Dunia ini memang tidak adil. Bagaimana mereka bisa dibutakan oleh kasta bodoh ini. Bukankah semua manusia sama saja? Mereka bernafas, makan, buang air besar dan kecil, dan memiliki perasaan. Bagian terakhir sedikit diragukan. Apakah setengah abad yang lalu umat manusia hidup seperti ini? Kurasa tidak.
“Baiklah. Kalian bisa memilih partner kelompok kalian sesuai yang kalian inginkan.Cukup dua orang satu kelompok.”
Park seonsang kemudian menghilang dari layar dan kelas mulai ribut untuk memilih anggota kelompok. aku memandang ke arah D.O. Tentu saja aku akan berada dalam satu kelompok dengan D.O. Dia adalah teman terdekatku selama bertahun-tahun dan akan tetap seperti itu selamanya. D.O menunjukkan smirknya padaku seakan mengerti bahwa aku akan berada satu kelompok dengannya.

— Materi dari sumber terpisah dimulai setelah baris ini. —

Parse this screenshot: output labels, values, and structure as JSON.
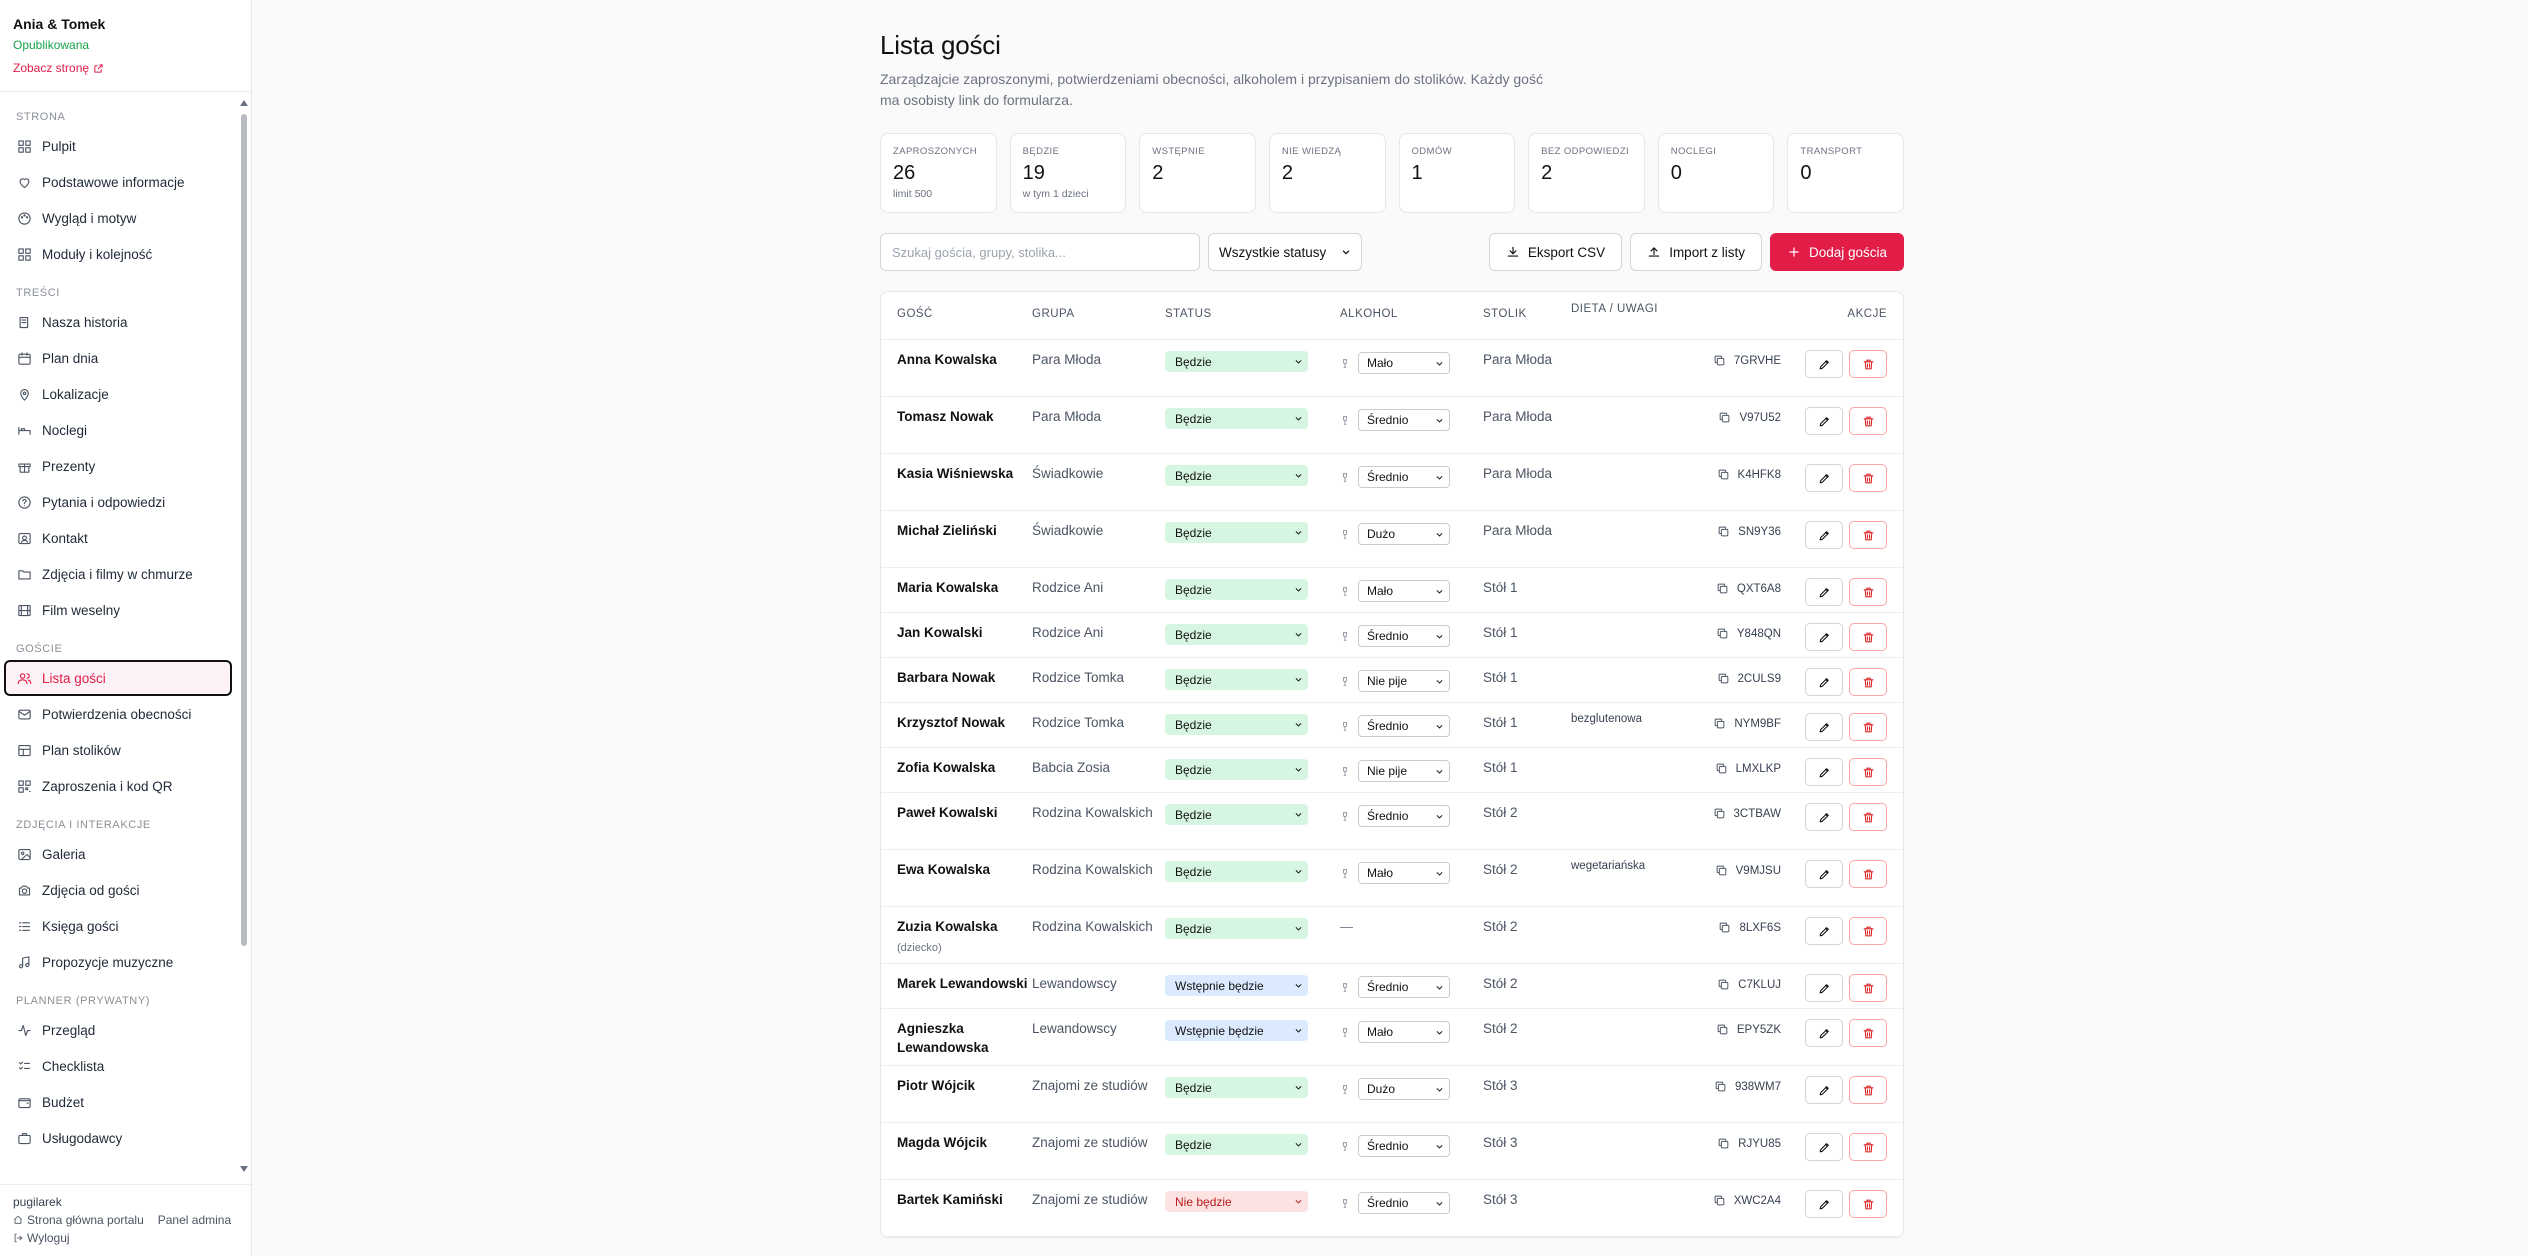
{
  "site": {
    "title": "Ania & Tomek",
    "status": "Opublikowana",
    "view_link": "Zobacz stronę"
  },
  "sidebar": {
    "sections": [
      {
        "label": "STRONA",
        "items": [
          {
            "label": "Pulpit",
            "icon": "dashboard-icon"
          },
          {
            "label": "Podstawowe informacje",
            "icon": "heart-icon"
          },
          {
            "label": "Wygląd i motyw",
            "icon": "palette-icon"
          },
          {
            "label": "Moduły i kolejność",
            "icon": "grid-icon"
          }
        ]
      },
      {
        "label": "TREŚCI",
        "items": [
          {
            "label": "Nasza historia",
            "icon": "book-icon"
          },
          {
            "label": "Plan dnia",
            "icon": "calendar-icon"
          },
          {
            "label": "Lokalizacje",
            "icon": "map-pin-icon"
          },
          {
            "label": "Noclegi",
            "icon": "bed-icon"
          },
          {
            "label": "Prezenty",
            "icon": "gift-icon"
          },
          {
            "label": "Pytania i odpowiedzi",
            "icon": "help-icon"
          },
          {
            "label": "Kontakt",
            "icon": "contact-icon"
          },
          {
            "label": "Zdjęcia i filmy w chmurze",
            "icon": "folder-icon"
          },
          {
            "label": "Film weselny",
            "icon": "film-icon"
          }
        ]
      },
      {
        "label": "GOŚCIE",
        "items": [
          {
            "label": "Lista gości",
            "icon": "users-icon",
            "active": true
          },
          {
            "label": "Potwierdzenia obecności",
            "icon": "mail-icon"
          },
          {
            "label": "Plan stolików",
            "icon": "table-icon"
          },
          {
            "label": "Zaproszenia i kod QR",
            "icon": "qr-icon"
          }
        ]
      },
      {
        "label": "ZDJĘCIA I INTERAKCJE",
        "items": [
          {
            "label": "Galeria",
            "icon": "image-icon"
          },
          {
            "label": "Zdjęcia od gości",
            "icon": "camera-icon"
          },
          {
            "label": "Księga gości",
            "icon": "list-icon"
          },
          {
            "label": "Propozycje muzyczne",
            "icon": "music-icon"
          }
        ]
      },
      {
        "label": "PLANNER (PRYWATNY)",
        "items": [
          {
            "label": "Przegląd",
            "icon": "overview-icon"
          },
          {
            "label": "Checklista",
            "icon": "checklist-icon"
          },
          {
            "label": "Budżet",
            "icon": "wallet-icon"
          },
          {
            "label": "Usługodawcy",
            "icon": "briefcase-icon"
          }
        ]
      }
    ],
    "footer": {
      "user": "pugilarek",
      "portal_link": "Strona główna portalu",
      "admin_link": "Panel admina",
      "logout": "Wyloguj"
    }
  },
  "page": {
    "title": "Lista gości",
    "description": "Zarządzajcie zaproszonymi, potwierdzeniami obecności, alkoholem i przypisaniem do stolików. Każdy gość ma osobisty link do formularza."
  },
  "stats": [
    {
      "label": "ZAPROSZONYCH",
      "value": "26",
      "sub": "limit 500"
    },
    {
      "label": "BĘDZIE",
      "value": "19",
      "sub": "w tym 1 dzieci"
    },
    {
      "label": "WSTĘPNIE",
      "value": "2",
      "sub": ""
    },
    {
      "label": "NIE WIEDZĄ",
      "value": "2",
      "sub": ""
    },
    {
      "label": "ODMÓW",
      "value": "1",
      "sub": ""
    },
    {
      "label": "BEZ ODPOWIEDZI",
      "value": "2",
      "sub": ""
    },
    {
      "label": "NOCLEGI",
      "value": "0",
      "sub": ""
    },
    {
      "label": "TRANSPORT",
      "value": "0",
      "sub": ""
    }
  ],
  "toolbar": {
    "search_placeholder": "Szukaj gościa, grupy, stolika...",
    "status_filter": "Wszystkie statusy",
    "export_label": "Eksport CSV",
    "import_label": "Import z listy",
    "add_label": "Dodaj gościa"
  },
  "table": {
    "headers": {
      "guest": "GOŚĆ",
      "group": "GRUPA",
      "status": "STATUS",
      "alcohol": "ALKOHOL",
      "table": "STOLIK",
      "diet": "DIETA / UWAGI",
      "actions": "AKCJE"
    },
    "rows": [
      {
        "name": "Anna Kowalska",
        "tag": "",
        "group": "Para Młoda",
        "status": "Będzie",
        "status_color": "green",
        "alcohol": "Mało",
        "table": "Para Młoda",
        "diet": "",
        "code": "7GRVHE"
      },
      {
        "name": "Tomasz Nowak",
        "tag": "",
        "group": "Para Młoda",
        "status": "Będzie",
        "status_color": "green",
        "alcohol": "Średnio",
        "table": "Para Młoda",
        "diet": "",
        "code": "V97U52"
      },
      {
        "name": "Kasia Wiśniewska",
        "tag": "",
        "group": "Świadkowie",
        "status": "Będzie",
        "status_color": "green",
        "alcohol": "Średnio",
        "table": "Para Młoda",
        "diet": "",
        "code": "K4HFK8"
      },
      {
        "name": "Michał Zieliński",
        "tag": "",
        "group": "Świadkowie",
        "status": "Będzie",
        "status_color": "green",
        "alcohol": "Dużo",
        "table": "Para Młoda",
        "diet": "",
        "code": "SN9Y36"
      },
      {
        "name": "Maria Kowalska",
        "tag": "",
        "group": "Rodzice Ani",
        "status": "Będzie",
        "status_color": "green",
        "alcohol": "Mało",
        "table": "Stół 1",
        "diet": "",
        "code": "QXT6A8"
      },
      {
        "name": "Jan Kowalski",
        "tag": "",
        "group": "Rodzice Ani",
        "status": "Będzie",
        "status_color": "green",
        "alcohol": "Średnio",
        "table": "Stół 1",
        "diet": "",
        "code": "Y848QN"
      },
      {
        "name": "Barbara Nowak",
        "tag": "",
        "group": "Rodzice Tomka",
        "status": "Będzie",
        "status_color": "green",
        "alcohol": "Nie pije",
        "table": "Stół 1",
        "diet": "",
        "code": "2CULS9"
      },
      {
        "name": "Krzysztof Nowak",
        "tag": "",
        "group": "Rodzice Tomka",
        "status": "Będzie",
        "status_color": "green",
        "alcohol": "Średnio",
        "table": "Stół 1",
        "diet": "bezglutenowa",
        "code": "NYM9BF"
      },
      {
        "name": "Zofia Kowalska",
        "tag": "",
        "group": "Babcia Zosia",
        "status": "Będzie",
        "status_color": "green",
        "alcohol": "Nie pije",
        "table": "Stół 1",
        "diet": "",
        "code": "LMXLKP"
      },
      {
        "name": "Paweł Kowalski",
        "tag": "",
        "group": "Rodzina Kowalskich",
        "status": "Będzie",
        "status_color": "green",
        "alcohol": "Średnio",
        "table": "Stół 2",
        "diet": "",
        "code": "3CTBAW"
      },
      {
        "name": "Ewa Kowalska",
        "tag": "",
        "group": "Rodzina Kowalskich",
        "status": "Będzie",
        "status_color": "green",
        "alcohol": "Mało",
        "table": "Stół 2",
        "diet": "wegetariańska",
        "code": "V9MJSU"
      },
      {
        "name": "Zuzia Kowalska",
        "tag": "(dziecko)",
        "group": "Rodzina Kowalskich",
        "status": "Będzie",
        "status_color": "green",
        "alcohol": "",
        "table": "Stół 2",
        "diet": "",
        "code": "8LXF6S"
      },
      {
        "name": "Marek Lewandowski",
        "tag": "",
        "group": "Lewandowscy",
        "status": "Wstępnie będzie",
        "status_color": "blue",
        "alcohol": "Średnio",
        "table": "Stół 2",
        "diet": "",
        "code": "C7KLUJ"
      },
      {
        "name": "Agnieszka Lewandowska",
        "tag": "",
        "group": "Lewandowscy",
        "status": "Wstępnie będzie",
        "status_color": "blue",
        "alcohol": "Mało",
        "table": "Stół 2",
        "diet": "",
        "code": "EPY5ZK"
      },
      {
        "name": "Piotr Wójcik",
        "tag": "",
        "group": "Znajomi ze studiów",
        "status": "Będzie",
        "status_color": "green",
        "alcohol": "Dużo",
        "table": "Stół 3",
        "diet": "",
        "code": "938WM7"
      },
      {
        "name": "Magda Wójcik",
        "tag": "",
        "group": "Znajomi ze studiów",
        "status": "Będzie",
        "status_color": "green",
        "alcohol": "Średnio",
        "table": "Stół 3",
        "diet": "",
        "code": "RJYU85"
      },
      {
        "name": "Bartek Kamiński",
        "tag": "",
        "group": "Znajomi ze studiów",
        "status": "Nie będzie",
        "status_color": "red",
        "alcohol": "Średnio",
        "table": "Stół 3",
        "diet": "",
        "code": "XWC2A4"
      }
    ],
    "no_alcohol_placeholder": "—"
  },
  "colors": {
    "accent": "#e11d48",
    "published": "#16a34a",
    "status_green": "#d7f6e2",
    "status_blue": "#dbeafe",
    "status_red": "#fde2e2"
  }
}
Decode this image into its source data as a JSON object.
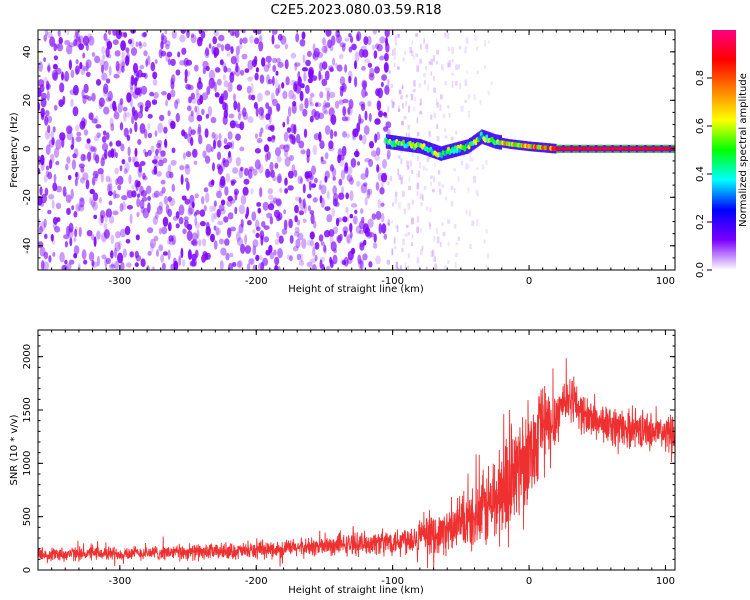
{
  "title": "C2E5.2023.080.03.59.R18",
  "chart_data": [
    {
      "type": "heatmap",
      "title": "C2E5.2023.080.03.59.R18",
      "xlabel": "Height of straight line (km)",
      "ylabel": "Frequency (Hz)",
      "xlim": [
        -360,
        107
      ],
      "ylim": [
        -50,
        49
      ],
      "xticks": [
        -300,
        -200,
        -100,
        0,
        100
      ],
      "yticks": [
        -40,
        -20,
        0,
        20,
        40
      ],
      "colorbar": {
        "label": "Normalized spectral amplitude",
        "range": [
          0,
          1
        ],
        "ticks": [
          0.0,
          0.2,
          0.4,
          0.6,
          0.8
        ],
        "colormap": [
          "#ffffff",
          "#7b00ff",
          "#0000ff",
          "#00ffff",
          "#00ff00",
          "#ffff00",
          "#ff8000",
          "#ff0000",
          "#ff0080"
        ]
      },
      "features": [
        {
          "description": "broadband noise",
          "x_range": [
            -360,
            -105
          ],
          "freq_range": [
            -50,
            49
          ],
          "amplitude_range": [
            0.0,
            0.15
          ]
        },
        {
          "description": "fading noise",
          "x_range": [
            -105,
            -25
          ],
          "freq_range": [
            -50,
            49
          ],
          "amplitude_range": [
            0.0,
            0.05
          ]
        },
        {
          "description": "carrier line",
          "x_range": [
            -105,
            107
          ],
          "center_freq_hz": [
            [
              -105,
              3
            ],
            [
              -80,
              1
            ],
            [
              -65,
              -2
            ],
            [
              -45,
              1
            ],
            [
              -35,
              5
            ],
            [
              -25,
              3
            ],
            [
              -15,
              2
            ],
            [
              0,
              1
            ],
            [
              20,
              0
            ],
            [
              107,
              0
            ]
          ],
          "amplitude_range": [
            0.2,
            0.95
          ]
        }
      ]
    },
    {
      "type": "line",
      "xlabel": "Height of straight line (km)",
      "ylabel": "SNR (10 * v/v)",
      "xlim": [
        -360,
        107
      ],
      "ylim": [
        0,
        2250
      ],
      "xticks": [
        -300,
        -200,
        -100,
        0,
        100
      ],
      "yticks": [
        0,
        500,
        1000,
        1500,
        2000
      ],
      "color": "#ef3030",
      "series": [
        {
          "x": [
            -360,
            -340,
            -320,
            -300,
            -280,
            -260,
            -240,
            -220,
            -200,
            -180,
            -160,
            -140,
            -120,
            -100,
            -90,
            -80,
            -70,
            -60,
            -50,
            -40,
            -35,
            -30,
            -25,
            -20,
            -15,
            -10,
            -5,
            0,
            5,
            8,
            10,
            15,
            20,
            25,
            30,
            35,
            40,
            50,
            60,
            70,
            80,
            90,
            100,
            107
          ],
          "values": [
            150,
            150,
            155,
            155,
            160,
            165,
            170,
            175,
            180,
            200,
            215,
            230,
            250,
            270,
            290,
            310,
            330,
            360,
            420,
            470,
            520,
            600,
            650,
            730,
            820,
            900,
            1050,
            1100,
            1200,
            1400,
            1350,
            1300,
            1450,
            1580,
            1620,
            1550,
            1450,
            1400,
            1350,
            1320,
            1330,
            1300,
            1280,
            1300
          ],
          "spread": [
            80,
            80,
            80,
            80,
            80,
            85,
            90,
            90,
            95,
            100,
            110,
            120,
            130,
            150,
            170,
            190,
            210,
            250,
            300,
            360,
            420,
            500,
            550,
            600,
            650,
            650,
            600,
            520,
            500,
            520,
            700,
            450,
            350,
            280,
            260,
            240,
            230,
            220,
            220,
            210,
            210,
            210,
            200,
            200
          ]
        }
      ]
    }
  ]
}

“Bruh, aku akan menjadi partner kelompokmu lagi?” D.O memasang wajah bosan, diikuti dengan sebuah helaan nafas. Aku terkekeh mendengarnya namun tak lama, wajahnya berubah menjadi terkejut dan pandangannya beralih ke sesuatu di sebelahku. “...atau mungkin tidak?” D.O memiringkan wajahnya.
Kelas tiba-tiba menjadi tenang, hening. Hanya beberapa bisikan saja yang terdengar dan aku mendengar beberapa bisikan itu.
“Eh? lihatlah, Han Hyojung berusaha mendekat ke arah bocah Level D.” Oh ayolah, sepertinya mereka tak akan bisa berhenti memanggilku ‘bocah level D’.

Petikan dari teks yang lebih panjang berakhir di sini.